In 1852, the former Republic of Texas was two years past the Compromise of 1850 that solidified the state borders we are all so familiar with today. The portions of New Mexico, Colorado, Kansas, and Wyoming once connected to our state were very sparsely held by any form of government because of raiding parties by hostile Comanche warriors from the nearby Comancheria. And one of the places raided by those fierce warriors was a tiny trading post named Frontera, the same name written in flowing cursive on the original collection label of our specimen. To the left of the primary label is another, smaller note that reads “Coll. Charles Wright”.

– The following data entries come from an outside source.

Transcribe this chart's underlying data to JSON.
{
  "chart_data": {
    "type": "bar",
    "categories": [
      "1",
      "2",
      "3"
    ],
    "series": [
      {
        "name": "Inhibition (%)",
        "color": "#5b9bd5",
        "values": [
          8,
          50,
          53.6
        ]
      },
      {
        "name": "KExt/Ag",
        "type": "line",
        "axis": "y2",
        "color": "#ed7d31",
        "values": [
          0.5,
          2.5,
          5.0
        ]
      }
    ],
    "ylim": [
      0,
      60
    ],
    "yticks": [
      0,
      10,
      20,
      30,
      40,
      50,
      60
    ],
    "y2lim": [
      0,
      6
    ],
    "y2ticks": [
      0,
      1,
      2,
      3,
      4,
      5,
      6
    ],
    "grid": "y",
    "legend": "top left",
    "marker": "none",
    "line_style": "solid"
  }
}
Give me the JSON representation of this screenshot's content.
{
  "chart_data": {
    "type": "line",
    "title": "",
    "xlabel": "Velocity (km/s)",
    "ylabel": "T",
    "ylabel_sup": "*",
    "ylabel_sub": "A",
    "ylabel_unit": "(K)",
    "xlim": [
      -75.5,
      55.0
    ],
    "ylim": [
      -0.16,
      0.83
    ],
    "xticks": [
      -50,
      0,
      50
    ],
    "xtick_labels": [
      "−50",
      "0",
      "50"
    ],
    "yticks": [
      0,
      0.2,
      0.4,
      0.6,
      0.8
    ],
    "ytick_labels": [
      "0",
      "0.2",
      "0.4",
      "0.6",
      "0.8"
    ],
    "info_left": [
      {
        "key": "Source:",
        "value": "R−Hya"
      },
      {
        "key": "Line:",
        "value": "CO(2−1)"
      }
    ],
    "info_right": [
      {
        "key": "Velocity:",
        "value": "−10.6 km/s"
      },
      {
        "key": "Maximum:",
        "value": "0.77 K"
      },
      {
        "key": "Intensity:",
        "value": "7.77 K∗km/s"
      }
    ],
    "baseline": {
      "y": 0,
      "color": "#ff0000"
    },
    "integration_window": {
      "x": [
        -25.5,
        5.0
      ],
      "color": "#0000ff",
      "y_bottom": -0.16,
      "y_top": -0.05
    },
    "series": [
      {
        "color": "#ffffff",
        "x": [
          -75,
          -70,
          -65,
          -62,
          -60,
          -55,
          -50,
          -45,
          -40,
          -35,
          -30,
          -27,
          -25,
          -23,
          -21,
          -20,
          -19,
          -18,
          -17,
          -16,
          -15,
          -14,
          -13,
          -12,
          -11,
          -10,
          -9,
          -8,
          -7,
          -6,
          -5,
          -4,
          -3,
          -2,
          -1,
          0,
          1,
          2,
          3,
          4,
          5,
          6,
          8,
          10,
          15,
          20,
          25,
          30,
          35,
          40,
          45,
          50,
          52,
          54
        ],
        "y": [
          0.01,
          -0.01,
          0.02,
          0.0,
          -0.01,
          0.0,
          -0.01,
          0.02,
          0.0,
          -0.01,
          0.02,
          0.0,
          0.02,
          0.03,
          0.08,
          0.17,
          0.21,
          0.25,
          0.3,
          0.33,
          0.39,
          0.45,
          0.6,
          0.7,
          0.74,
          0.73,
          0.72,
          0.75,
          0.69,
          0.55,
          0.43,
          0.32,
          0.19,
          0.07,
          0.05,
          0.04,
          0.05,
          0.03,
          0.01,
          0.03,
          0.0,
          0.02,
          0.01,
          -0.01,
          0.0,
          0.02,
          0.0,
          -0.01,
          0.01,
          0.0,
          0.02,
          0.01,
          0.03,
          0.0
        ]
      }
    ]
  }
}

Located 8 miles northwest of present day El Paso, for a short time this small outpost established in 1848 was the first custom house on the recently established international border between Mexico and the State of Texas. The newfound importance brought with it surveyors to delineate and parcel out the open and boundless land of the Southwest, and included on a survey in 1849 by the U.S. Army was a young Yale graduate and botanist by the name Charles Wright. Promised nothing more than transportation of his baggage during the 673 mile trip, he arrived on foot in El Paso 104 days later but flush with collections of wildflower seeds and botanical specimens. Wright lived in El Paso for the next four years, surveying the US-Mexico border and discovered 50 new species of plants in addition to collections of avifauna such as Empidonax wrightii (American Gray Flycatcher). Then in 1853, Wright left West Texas for a spot on an expedition to the North Pacific via Asia, and never returned to the high deserts of the Southwest.
Frontera did not exist much longer after Wright’s time, remaining a small frontier trading post and later a ranch until 1855, when the spot was abandoned for too many Comanche raids and not enough military protection. One can still find evidence of the post on mail delivery maps until the 1860s, but today only paved streets and quiet neighborhoods remain of that outpost.
Unlike the forgotten town of Frontera, we retain a tangible memory of the region’s botanical history that can never be lost as long as we preserve these irreplaceable specimens. In the process of digitizing BRIT’s collection of specimens from Texas, to date we have uncovered almost a dozen specimens by Charles Wright from this period of his life. With the help of Herbarium staff and volunteers, we have now preserved the life’s work of a lesser known but no less important Texas botanist who worked tirelessly to explore and collect plants from the unfilled places on a world map.